As Dick Jauron and his out-of-work coaching brethren know all too well, professional sports is a results-driven industry with a simple evaluation process: win much more than you lose.
The Blackhawks, though, want to be judged on different criteria.
“Everything is judged by wins and losses and that’s not the way it works,” Hawks coach Brian Sutter said again Tuesday. “If you played any sport or built any business, [you know] this is a process and it’s not fun on some days.”
After Monday’s 1-0 loss to the Pittsburgh Penguins, the Hawks have three victories in their last 24 games and have lost 12 straight games on the road.
Their nine victories are an NHL-low and their fewest on New Year’s Eve since 1956-57. That season, the Hawks finished 16-39-15 for 47 points.
But Sutter said fans can’t get hung up on winning and losing.
“If I lose focus and jump up and down and go crazy over the results . . . regarding wins and losses, our team is going to totally lose focus,” he said.
This is only Sutter’s third season directing the Hawks’ seemingly continuous rebuilding effort. For most die-hards, however, the Hawks have been rebuilding since Aug. 16, 1996–the day they traded Jeremy Roenick for Alex Zhamnov.

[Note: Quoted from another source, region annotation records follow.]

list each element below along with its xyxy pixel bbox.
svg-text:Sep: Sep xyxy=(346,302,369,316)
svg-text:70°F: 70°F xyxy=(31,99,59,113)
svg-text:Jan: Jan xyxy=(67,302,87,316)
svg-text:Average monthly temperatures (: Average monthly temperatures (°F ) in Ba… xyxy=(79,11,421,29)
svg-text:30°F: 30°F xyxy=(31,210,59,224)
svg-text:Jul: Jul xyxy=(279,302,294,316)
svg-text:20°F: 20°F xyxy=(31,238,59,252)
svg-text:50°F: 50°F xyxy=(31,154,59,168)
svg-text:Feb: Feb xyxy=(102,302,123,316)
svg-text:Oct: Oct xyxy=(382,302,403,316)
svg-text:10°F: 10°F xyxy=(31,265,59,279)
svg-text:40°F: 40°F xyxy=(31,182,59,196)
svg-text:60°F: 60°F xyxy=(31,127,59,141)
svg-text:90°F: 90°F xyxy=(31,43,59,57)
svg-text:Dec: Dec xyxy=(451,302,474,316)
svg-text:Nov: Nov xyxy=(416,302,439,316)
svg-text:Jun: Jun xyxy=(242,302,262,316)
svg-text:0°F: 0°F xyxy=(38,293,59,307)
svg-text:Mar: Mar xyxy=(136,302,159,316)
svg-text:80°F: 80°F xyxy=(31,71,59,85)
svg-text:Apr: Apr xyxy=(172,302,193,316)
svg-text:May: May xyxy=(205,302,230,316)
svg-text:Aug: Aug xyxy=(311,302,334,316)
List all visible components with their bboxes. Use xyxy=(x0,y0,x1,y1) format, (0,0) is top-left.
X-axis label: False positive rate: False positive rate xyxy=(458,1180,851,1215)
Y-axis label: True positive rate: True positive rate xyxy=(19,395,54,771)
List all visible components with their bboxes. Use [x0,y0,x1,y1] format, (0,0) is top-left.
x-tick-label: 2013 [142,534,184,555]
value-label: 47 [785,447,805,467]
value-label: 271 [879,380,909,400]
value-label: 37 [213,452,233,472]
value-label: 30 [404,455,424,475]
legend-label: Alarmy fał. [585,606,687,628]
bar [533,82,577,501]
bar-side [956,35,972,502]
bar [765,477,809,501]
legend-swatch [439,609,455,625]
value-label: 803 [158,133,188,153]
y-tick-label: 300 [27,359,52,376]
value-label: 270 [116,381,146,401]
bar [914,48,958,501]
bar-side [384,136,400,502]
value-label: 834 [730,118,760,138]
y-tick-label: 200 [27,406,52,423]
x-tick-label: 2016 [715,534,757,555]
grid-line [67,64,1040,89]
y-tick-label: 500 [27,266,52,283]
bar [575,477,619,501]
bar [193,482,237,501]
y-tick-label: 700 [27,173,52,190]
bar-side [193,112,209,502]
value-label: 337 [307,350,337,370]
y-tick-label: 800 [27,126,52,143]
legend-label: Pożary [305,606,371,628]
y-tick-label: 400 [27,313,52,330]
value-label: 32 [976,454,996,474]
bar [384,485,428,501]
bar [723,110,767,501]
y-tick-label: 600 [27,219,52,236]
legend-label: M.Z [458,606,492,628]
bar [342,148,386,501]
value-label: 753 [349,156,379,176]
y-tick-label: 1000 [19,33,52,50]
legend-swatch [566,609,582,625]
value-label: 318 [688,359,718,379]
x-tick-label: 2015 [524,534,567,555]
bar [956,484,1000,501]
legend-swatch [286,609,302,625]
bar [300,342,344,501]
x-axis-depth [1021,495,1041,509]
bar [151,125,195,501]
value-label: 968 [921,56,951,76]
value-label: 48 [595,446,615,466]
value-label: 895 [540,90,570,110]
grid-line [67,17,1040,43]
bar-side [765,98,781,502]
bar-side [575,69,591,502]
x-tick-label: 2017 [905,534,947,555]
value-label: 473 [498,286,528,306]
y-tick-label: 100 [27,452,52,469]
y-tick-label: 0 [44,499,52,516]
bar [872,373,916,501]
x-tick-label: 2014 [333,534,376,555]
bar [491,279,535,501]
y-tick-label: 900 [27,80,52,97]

From Roenick’s first full season in 1989-90 until that date in ’96, the Hawks played in one Stanley Cup final, three conference finals and won a President’s Trophy. Since trading Roenick, they have played a total of 11 playoff games, winning three.
“If people want to talk about Jeremy Roenick and the four years or five years they didn’t make the playoffs before I got here, then they don’t understand what it takes to build a team,” Sutter said.
Still, some long-time Hawk watchers wonder whether this season’s Igor Radulov is just a later version of Dmitri Nabokov and whether Tuomo Ruutu is an updated Dan Cleary. They also shudder to think Anton Babchuk might be a younger Boris Mironov.
An argument can be made that the Hawks’ problems have more to do with their collection of veterans, who are supposed to be leading the rookies.
Though none of the rookies has shown “franchise-player” ability so far, Ruutu has had three solid games in a row and rookie goaltender Michael Leighton was named NHL defensive player of the week after shutting out St. Louis and Detroit.
In training camp, the Hawks said they would go as far as their veterans took them. Steve Sullivan, counted on to provide offense, is on pace to score the fewest goals since his first full season in the NHL. And no other veteran has taken charge.
“We don’t get rewarded because we don’t have the finishers,” Sutter said.
The record is a reflection of that.
“I’m not going to jump off the bridge,” Sutter said. “I know what we have here and the key is we have to compete hard. If fans don’t understand that, then they don’t understand what is going on here and what we decided to do.”